Despite those lopsided votes, one of Stop The War on Women Grand Rapids’ primary objectives is to free both parties in western Michigan from what my friend sees as the “stranglehold” that religious groups hold over politicians. “We are trying to show people running as Democrats that religious groups or those who call themselves ‘right to life’ are not the only voice on matters of conscience.”

While Stop The War on Women Grand Rapids began with a focus on abortion rights, it has since broadened to encompass a range of issues that extend to equal pay, violence against women and contraception.

“A lot of Republicans think that equal pay is fair and contraception is responsible. Some may be pro-life, but we are open to and attract women who might not otherwise support abortion except in the case of rape, incest and where the health of the mother is jeopardized.”

As testament to the bipartisan nature of their cause, one of the people the group frequently invokes at their rallies is Betty Ford – the wife of former President Gerald Ford and a much-beloved public figure in Grand Rapids – who was herself a staunch believer in women’s rights.

The group has also had a lot of traction with young women in their 20s who, according to Ley, are concerned that the privacy they’ve always known with regard to their reproductive health is at risk. (“Since when does my boss get to decide whether my insurance covers The Pill?” Ley paraphrases.)
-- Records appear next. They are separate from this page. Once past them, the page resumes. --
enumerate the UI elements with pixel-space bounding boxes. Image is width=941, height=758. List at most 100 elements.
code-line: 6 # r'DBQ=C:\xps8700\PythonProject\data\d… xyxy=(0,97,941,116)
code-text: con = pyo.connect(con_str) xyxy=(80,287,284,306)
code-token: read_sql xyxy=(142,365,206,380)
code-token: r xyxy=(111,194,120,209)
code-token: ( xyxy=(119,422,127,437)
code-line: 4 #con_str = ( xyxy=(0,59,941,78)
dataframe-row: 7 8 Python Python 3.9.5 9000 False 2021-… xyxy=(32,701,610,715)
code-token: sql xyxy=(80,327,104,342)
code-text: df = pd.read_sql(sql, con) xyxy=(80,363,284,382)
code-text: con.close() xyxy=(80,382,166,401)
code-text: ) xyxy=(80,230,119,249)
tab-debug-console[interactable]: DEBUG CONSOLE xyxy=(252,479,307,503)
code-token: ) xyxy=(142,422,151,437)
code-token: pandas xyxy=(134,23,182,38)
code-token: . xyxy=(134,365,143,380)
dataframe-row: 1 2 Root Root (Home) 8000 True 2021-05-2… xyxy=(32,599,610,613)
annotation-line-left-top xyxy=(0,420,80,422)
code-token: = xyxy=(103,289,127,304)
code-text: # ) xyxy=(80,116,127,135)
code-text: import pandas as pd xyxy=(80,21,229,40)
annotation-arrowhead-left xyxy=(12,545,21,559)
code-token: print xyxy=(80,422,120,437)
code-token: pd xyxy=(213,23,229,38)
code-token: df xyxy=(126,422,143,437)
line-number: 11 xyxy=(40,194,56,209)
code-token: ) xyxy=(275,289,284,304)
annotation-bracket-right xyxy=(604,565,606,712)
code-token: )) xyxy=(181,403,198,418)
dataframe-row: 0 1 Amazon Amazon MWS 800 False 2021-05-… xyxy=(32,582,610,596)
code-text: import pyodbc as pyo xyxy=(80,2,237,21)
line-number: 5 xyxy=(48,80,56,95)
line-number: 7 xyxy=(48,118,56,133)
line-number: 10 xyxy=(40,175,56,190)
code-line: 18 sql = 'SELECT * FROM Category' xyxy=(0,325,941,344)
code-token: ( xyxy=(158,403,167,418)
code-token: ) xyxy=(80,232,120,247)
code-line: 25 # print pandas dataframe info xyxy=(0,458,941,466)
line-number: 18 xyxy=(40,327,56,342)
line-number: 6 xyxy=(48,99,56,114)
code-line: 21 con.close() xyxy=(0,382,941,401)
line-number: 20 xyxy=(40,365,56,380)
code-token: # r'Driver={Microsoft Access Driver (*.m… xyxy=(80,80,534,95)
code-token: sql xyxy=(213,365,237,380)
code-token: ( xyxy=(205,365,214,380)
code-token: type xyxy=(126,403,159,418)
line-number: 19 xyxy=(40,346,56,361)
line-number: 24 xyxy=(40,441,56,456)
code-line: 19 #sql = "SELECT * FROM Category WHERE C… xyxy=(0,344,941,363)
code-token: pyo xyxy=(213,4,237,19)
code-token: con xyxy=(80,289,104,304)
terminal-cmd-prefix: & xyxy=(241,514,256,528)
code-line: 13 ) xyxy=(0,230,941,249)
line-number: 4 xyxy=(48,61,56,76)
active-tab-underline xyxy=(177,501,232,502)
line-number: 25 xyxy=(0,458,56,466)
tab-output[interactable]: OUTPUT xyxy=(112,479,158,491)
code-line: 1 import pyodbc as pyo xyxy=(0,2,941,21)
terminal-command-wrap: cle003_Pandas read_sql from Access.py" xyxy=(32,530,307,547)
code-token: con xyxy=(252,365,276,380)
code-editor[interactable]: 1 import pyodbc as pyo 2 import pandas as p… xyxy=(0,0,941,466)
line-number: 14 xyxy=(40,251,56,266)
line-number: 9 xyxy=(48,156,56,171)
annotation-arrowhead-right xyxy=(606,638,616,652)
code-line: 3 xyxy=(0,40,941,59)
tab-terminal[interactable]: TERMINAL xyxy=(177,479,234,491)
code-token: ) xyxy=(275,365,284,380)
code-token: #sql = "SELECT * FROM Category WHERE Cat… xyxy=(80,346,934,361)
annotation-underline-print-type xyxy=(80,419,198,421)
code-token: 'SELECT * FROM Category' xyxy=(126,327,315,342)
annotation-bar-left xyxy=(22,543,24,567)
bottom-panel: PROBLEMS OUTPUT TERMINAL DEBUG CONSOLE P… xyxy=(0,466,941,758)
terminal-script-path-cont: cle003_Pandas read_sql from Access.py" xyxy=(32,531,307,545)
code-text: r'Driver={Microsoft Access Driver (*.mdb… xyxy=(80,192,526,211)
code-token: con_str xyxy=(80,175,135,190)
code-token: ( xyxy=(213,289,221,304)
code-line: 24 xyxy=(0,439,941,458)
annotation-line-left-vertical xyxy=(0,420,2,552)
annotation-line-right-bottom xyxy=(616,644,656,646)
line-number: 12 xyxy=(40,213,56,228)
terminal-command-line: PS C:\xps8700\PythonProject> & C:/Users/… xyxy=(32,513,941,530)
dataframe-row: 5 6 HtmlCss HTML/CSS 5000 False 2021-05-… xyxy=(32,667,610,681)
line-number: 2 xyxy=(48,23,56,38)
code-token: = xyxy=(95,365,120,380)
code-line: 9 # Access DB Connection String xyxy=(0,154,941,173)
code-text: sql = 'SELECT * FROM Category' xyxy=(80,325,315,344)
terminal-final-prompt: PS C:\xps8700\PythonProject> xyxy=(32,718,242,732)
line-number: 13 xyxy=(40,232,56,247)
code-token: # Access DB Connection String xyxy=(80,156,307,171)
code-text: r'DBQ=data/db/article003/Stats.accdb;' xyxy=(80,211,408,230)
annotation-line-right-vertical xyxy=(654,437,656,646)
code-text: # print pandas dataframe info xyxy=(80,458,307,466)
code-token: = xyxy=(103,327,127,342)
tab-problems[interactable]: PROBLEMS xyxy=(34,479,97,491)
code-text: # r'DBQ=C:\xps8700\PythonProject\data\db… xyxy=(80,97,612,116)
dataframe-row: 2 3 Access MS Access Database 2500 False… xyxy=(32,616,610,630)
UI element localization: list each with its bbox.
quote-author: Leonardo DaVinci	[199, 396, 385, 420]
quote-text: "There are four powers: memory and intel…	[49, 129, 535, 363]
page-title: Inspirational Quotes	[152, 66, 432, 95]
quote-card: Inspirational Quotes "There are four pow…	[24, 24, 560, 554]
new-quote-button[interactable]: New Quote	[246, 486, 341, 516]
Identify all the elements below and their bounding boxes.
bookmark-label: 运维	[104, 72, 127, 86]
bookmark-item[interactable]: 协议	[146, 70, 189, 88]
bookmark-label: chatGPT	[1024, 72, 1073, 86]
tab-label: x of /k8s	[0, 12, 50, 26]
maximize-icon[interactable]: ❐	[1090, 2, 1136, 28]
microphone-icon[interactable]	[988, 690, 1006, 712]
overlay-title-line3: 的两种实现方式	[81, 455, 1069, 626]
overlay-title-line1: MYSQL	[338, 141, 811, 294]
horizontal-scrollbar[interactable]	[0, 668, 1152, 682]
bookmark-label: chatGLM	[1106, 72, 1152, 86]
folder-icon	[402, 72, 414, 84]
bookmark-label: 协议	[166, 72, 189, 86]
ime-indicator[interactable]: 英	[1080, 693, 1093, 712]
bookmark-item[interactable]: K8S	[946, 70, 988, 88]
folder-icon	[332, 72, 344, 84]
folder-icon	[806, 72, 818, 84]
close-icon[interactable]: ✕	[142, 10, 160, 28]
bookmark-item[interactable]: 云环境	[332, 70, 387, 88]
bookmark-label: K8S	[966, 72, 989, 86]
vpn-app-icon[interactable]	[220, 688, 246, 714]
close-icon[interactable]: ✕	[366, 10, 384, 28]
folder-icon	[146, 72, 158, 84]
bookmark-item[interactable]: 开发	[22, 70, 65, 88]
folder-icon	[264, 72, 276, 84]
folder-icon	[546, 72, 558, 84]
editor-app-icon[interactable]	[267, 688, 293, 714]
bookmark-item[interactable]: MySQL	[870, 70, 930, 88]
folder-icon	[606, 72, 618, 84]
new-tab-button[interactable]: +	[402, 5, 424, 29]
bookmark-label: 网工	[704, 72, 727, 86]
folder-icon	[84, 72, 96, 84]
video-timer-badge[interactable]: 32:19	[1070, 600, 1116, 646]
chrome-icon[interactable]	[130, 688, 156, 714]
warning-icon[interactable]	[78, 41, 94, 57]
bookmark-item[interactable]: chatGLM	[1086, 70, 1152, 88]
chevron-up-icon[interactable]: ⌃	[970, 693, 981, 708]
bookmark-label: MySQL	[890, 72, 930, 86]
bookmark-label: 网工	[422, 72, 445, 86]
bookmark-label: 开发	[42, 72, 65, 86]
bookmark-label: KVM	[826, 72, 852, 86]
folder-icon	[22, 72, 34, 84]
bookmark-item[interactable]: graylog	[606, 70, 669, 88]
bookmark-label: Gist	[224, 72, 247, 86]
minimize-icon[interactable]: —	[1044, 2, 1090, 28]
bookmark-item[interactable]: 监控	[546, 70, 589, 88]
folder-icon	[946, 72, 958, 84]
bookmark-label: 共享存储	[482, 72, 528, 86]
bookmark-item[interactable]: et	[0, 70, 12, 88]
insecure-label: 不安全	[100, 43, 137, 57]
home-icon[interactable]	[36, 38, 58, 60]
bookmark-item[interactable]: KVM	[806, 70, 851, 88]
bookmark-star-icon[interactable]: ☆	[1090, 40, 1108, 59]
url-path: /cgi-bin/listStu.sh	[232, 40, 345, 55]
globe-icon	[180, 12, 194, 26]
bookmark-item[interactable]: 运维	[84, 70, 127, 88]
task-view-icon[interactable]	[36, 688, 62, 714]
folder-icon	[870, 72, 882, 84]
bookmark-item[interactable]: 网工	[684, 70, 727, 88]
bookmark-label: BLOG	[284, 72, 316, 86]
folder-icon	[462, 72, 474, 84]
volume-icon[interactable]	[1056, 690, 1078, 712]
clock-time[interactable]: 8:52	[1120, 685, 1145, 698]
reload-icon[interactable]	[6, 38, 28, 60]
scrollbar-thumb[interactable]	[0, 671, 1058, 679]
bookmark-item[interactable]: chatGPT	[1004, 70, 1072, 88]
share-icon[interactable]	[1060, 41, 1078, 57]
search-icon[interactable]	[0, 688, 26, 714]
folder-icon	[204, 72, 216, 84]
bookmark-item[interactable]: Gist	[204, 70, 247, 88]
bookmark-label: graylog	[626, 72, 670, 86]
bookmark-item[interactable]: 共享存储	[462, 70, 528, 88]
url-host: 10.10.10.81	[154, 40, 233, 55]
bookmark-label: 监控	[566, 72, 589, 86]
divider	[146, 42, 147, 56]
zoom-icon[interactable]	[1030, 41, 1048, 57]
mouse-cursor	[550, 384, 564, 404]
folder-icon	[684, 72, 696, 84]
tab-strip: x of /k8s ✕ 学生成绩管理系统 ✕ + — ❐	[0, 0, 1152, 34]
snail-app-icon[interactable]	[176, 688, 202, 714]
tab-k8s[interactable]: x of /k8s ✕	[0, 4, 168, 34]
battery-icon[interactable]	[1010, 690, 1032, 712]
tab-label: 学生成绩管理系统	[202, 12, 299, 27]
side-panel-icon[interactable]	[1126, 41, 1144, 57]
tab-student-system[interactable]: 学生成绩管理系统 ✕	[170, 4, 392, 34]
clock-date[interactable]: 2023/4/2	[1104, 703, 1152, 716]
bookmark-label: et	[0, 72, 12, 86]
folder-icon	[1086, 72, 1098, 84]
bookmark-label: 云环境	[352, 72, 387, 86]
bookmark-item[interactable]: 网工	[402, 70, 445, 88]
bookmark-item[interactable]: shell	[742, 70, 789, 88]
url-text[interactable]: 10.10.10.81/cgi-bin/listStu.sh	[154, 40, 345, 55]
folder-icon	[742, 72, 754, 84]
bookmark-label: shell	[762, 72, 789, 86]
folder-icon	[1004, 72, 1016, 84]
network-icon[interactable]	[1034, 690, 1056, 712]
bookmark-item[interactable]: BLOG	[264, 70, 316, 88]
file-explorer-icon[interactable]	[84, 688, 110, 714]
Since its founding in April, the coalition has held a rally in the Rosa Parks Circle in Grand Rapids (“we stood up like she did,” says Ley) and it has subsequently bought 18 billboards and 16 bus-boards in western Michigan promoting their organization and its message. Ley also believes that its efforts have stalled some of the anti-woman legislation in Michigan. Members raise money at street fairs and have so far collected more money than they ever thought possible.

I asked Ley whether they planned to continue their work past November, as coalitions of this sort may exist legally for only the six months prior to an election.

“We’d love to go back to our day jobs,” quips Ley. “But chances are we will continue in some form.”